China's central bank expected to further cut reserve ratio

By Zheng Yangpeng (China Daily) Updated: 2016-02-03 07:47

China should be ready for more cuts in the reserve requirement in the next few years, in a bid to prevent the economy falling into a downward spiral, a government think tank said on Tuesday.

A report by the Institute of Finance and Banking under the Chinese Academy of Social Sciences said lowering the minimum portion of deposits banks are required to set aside will become "a new normal" in the next few years as the central bank frees up more liquidity to spur growth.

The lowering of the ratio is also imperative to offset the decrease in liquidity of the yuan caused by foreign currency purchases, which was estimated to be 708.2 billion yuan ($109 billion) in December.
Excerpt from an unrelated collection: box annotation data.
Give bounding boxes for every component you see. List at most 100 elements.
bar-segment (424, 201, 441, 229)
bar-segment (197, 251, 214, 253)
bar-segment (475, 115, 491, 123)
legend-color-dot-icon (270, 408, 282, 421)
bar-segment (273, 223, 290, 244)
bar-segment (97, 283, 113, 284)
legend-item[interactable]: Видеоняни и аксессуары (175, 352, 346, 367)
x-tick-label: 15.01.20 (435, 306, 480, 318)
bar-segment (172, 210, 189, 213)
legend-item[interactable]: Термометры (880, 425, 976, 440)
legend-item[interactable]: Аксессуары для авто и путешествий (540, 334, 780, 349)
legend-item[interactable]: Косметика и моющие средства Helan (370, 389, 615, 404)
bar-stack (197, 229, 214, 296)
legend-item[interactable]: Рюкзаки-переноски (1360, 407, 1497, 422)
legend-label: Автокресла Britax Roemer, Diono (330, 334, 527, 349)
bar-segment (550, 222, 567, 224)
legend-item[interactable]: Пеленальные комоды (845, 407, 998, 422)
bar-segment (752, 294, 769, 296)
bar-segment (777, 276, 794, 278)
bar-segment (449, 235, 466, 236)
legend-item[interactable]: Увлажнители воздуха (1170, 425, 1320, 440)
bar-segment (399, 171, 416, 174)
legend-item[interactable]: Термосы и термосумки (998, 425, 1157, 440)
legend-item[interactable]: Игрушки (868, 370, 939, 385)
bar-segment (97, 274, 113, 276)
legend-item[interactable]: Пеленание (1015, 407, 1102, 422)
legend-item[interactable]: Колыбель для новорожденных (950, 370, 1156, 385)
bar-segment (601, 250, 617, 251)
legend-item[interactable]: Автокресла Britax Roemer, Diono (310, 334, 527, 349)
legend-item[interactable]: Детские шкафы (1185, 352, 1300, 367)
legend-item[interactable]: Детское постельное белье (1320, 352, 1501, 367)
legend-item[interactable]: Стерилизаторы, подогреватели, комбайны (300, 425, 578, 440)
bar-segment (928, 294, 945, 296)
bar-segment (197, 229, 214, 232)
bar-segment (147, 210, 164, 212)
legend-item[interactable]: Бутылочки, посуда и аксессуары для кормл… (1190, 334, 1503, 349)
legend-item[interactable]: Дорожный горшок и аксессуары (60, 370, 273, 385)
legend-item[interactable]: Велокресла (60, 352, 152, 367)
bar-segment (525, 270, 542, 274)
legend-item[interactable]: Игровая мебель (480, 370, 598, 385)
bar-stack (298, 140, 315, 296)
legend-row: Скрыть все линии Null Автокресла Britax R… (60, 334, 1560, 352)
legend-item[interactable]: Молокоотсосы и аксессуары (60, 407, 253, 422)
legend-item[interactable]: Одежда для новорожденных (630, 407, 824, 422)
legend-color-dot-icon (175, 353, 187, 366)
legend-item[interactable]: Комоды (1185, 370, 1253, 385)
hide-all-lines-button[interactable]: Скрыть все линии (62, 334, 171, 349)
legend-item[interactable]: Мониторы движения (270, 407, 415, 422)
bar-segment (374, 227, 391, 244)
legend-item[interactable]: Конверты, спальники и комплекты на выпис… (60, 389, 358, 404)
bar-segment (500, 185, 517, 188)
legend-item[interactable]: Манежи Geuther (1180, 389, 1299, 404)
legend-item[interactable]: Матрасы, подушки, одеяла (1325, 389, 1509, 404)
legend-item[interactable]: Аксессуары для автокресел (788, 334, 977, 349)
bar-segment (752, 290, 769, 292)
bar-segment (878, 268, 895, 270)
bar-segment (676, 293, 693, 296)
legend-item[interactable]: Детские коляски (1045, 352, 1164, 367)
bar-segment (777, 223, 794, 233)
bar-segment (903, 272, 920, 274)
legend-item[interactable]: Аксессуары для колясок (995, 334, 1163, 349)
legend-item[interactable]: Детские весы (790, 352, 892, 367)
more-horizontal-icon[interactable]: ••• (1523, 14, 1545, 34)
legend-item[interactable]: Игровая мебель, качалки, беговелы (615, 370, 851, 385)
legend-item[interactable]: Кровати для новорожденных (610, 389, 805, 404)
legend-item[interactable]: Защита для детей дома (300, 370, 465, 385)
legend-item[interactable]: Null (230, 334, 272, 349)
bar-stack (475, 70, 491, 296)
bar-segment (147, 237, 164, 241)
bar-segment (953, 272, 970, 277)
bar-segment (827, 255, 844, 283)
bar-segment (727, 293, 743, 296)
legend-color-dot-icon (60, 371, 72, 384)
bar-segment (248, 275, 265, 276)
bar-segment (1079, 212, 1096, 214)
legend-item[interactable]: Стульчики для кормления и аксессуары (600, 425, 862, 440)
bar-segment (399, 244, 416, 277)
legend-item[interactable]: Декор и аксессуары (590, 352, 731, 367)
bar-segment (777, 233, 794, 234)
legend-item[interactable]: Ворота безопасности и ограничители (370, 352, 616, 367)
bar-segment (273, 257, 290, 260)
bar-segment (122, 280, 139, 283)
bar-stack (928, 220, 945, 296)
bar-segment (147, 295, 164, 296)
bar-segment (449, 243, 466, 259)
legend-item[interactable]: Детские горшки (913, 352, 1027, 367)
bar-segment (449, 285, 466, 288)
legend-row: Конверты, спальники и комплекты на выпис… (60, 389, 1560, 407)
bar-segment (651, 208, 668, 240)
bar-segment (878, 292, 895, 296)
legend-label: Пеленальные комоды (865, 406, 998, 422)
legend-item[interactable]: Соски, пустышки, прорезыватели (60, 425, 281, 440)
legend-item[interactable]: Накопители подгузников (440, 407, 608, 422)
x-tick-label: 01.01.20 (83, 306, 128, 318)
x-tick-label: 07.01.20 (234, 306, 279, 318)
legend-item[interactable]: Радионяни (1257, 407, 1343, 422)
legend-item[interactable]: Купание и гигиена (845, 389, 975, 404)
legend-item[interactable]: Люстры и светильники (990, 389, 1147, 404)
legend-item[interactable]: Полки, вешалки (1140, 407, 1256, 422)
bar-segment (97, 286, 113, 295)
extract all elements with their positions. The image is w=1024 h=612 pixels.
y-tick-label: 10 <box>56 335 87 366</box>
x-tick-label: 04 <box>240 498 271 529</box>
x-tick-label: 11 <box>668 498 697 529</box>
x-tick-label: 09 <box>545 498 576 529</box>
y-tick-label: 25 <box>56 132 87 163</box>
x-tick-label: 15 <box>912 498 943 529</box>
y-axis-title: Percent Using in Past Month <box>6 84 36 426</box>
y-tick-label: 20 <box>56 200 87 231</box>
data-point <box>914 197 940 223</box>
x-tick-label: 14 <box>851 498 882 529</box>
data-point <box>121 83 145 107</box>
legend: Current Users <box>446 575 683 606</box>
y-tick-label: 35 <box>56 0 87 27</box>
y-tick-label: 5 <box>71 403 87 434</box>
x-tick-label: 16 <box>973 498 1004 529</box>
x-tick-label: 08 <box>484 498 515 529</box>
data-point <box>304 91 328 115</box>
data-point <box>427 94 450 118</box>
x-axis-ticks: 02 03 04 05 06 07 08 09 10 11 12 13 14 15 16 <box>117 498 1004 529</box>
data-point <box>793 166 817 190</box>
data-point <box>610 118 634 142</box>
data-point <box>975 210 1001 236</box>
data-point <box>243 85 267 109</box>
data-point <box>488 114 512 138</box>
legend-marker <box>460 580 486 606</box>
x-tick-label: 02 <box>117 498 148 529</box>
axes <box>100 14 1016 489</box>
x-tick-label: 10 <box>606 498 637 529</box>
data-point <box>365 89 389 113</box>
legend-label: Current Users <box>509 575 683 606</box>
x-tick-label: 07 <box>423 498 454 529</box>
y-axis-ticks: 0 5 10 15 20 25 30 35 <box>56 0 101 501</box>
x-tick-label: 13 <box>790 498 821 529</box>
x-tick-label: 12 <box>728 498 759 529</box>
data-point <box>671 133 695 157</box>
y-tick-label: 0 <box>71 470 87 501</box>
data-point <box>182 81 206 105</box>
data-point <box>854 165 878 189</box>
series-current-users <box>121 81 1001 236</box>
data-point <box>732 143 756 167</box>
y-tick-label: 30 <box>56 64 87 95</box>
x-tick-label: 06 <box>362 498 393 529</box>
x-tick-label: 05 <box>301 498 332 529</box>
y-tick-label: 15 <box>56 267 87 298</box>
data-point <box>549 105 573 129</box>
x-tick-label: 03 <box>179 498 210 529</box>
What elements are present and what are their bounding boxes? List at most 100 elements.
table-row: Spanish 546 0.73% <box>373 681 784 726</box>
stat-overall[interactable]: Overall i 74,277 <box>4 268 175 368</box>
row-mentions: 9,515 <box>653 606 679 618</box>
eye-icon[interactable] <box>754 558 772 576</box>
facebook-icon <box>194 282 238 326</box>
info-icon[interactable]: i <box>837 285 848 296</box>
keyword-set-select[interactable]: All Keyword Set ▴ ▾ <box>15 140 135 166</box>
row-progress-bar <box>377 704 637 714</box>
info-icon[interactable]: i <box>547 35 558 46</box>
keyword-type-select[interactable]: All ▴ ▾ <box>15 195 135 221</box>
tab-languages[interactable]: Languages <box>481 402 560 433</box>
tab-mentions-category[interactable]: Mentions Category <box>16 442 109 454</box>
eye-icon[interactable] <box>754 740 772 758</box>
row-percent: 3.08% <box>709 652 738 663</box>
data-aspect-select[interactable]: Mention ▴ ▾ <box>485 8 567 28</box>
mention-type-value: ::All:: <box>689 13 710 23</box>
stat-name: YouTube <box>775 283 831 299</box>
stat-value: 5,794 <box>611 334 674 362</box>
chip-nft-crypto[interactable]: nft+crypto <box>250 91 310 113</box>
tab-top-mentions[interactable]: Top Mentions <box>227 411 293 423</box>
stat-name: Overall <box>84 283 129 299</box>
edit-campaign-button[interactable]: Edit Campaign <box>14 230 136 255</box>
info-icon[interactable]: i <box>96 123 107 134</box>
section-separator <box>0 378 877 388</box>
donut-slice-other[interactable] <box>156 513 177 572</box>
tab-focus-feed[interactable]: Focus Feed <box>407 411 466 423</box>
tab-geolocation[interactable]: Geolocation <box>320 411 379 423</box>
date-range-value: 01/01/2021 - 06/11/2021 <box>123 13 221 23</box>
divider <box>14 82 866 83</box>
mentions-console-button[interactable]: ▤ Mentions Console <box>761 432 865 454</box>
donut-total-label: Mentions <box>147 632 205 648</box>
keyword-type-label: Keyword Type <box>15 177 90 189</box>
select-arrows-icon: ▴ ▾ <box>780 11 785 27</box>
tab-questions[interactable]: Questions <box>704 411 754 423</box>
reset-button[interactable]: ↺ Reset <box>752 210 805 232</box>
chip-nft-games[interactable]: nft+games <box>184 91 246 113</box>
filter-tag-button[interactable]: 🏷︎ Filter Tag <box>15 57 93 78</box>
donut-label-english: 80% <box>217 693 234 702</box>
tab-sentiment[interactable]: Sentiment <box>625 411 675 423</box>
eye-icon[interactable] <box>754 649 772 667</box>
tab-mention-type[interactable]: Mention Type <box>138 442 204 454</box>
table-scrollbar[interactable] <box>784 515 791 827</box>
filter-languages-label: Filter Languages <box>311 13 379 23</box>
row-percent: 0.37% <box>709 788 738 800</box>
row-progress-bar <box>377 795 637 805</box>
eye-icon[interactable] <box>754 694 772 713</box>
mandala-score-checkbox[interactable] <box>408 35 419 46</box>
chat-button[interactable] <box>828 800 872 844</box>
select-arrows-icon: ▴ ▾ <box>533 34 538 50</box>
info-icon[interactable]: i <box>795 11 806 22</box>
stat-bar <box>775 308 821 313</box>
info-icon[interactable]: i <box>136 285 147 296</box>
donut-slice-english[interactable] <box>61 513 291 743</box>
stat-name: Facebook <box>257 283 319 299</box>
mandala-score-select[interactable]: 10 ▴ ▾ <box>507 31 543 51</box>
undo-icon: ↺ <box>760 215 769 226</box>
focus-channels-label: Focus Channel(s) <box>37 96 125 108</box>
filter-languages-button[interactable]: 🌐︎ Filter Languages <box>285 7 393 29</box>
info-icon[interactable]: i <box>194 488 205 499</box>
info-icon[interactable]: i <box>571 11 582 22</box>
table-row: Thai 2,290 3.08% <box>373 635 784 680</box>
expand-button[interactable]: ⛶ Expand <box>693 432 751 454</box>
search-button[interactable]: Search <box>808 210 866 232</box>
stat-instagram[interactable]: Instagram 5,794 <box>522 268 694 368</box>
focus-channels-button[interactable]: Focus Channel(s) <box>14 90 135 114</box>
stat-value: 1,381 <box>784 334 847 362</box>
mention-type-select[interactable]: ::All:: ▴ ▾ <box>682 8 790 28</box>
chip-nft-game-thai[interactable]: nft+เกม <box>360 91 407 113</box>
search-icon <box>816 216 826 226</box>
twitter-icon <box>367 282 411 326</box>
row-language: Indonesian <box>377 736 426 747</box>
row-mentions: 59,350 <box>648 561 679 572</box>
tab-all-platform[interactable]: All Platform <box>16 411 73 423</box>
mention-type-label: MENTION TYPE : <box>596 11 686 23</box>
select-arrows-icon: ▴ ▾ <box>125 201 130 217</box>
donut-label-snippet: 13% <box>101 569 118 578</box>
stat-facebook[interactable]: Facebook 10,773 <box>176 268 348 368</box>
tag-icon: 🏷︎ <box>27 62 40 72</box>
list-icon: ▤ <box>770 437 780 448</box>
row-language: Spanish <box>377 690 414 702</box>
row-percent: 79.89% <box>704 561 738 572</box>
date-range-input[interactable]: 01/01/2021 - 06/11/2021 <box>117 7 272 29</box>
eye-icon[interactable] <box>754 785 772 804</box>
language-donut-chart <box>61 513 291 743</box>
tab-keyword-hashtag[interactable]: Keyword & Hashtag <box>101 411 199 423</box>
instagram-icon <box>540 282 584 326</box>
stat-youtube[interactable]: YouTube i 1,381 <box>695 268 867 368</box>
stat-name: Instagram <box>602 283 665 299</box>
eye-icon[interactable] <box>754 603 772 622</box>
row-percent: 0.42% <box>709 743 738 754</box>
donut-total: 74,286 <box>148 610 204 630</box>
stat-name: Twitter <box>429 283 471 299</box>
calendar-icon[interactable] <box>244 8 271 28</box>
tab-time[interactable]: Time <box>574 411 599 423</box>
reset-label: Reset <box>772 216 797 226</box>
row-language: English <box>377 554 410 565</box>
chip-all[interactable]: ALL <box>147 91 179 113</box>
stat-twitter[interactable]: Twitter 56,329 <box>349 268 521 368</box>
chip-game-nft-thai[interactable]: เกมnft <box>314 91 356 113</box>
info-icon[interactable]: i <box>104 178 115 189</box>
The People's Bank of China, the central bank, last year lowered the reserve requirement four times, or a combined 2.5 percentage points. Large financial institutions still have to set aside 17.5 percent of their deposits as reserve.

Since October, when the last cut occurred, the People's Bank of China held off further cuts over fear of the yuan's devaluation.

Instead, the bank has adopted other means, such as open market operations, to inject 862.5 billion yuan of liquidity into the market.

Other financial institutions have predicted that the People's Bank of China will cut the ratio by 0.5 percentage points two to four times.

Responding to concern over its possible impact on the value of the yuan, Guo Tianyong, head of the China Banking Research Center at the Central University of Finance and Economics, said: "You can't have an independent monetary policy, free capital flow and a stable exchange rate at the same time. If monetary easing is imperative for China's economy, then something else might have to give."

At the symposium launching the report, financial experts said they are concerned that the much-touted supply-side reform may not be sufficient to address China's near-term woes. Monetary easing, as well as other policies targeting demand, could send a positive signal to investors, who have been discouraged by the central government's emphasis on the supply side.

"The largest problem for now is weak aggregate demand. To get out of the deflation-debt trap, it is critical to reverse the public expectations and inject confidence. Otherwise, deteriorating confidence could drag the economy into a self-fulfilling downward spiral," said Yin Jianfeng, deputy director of the Institute.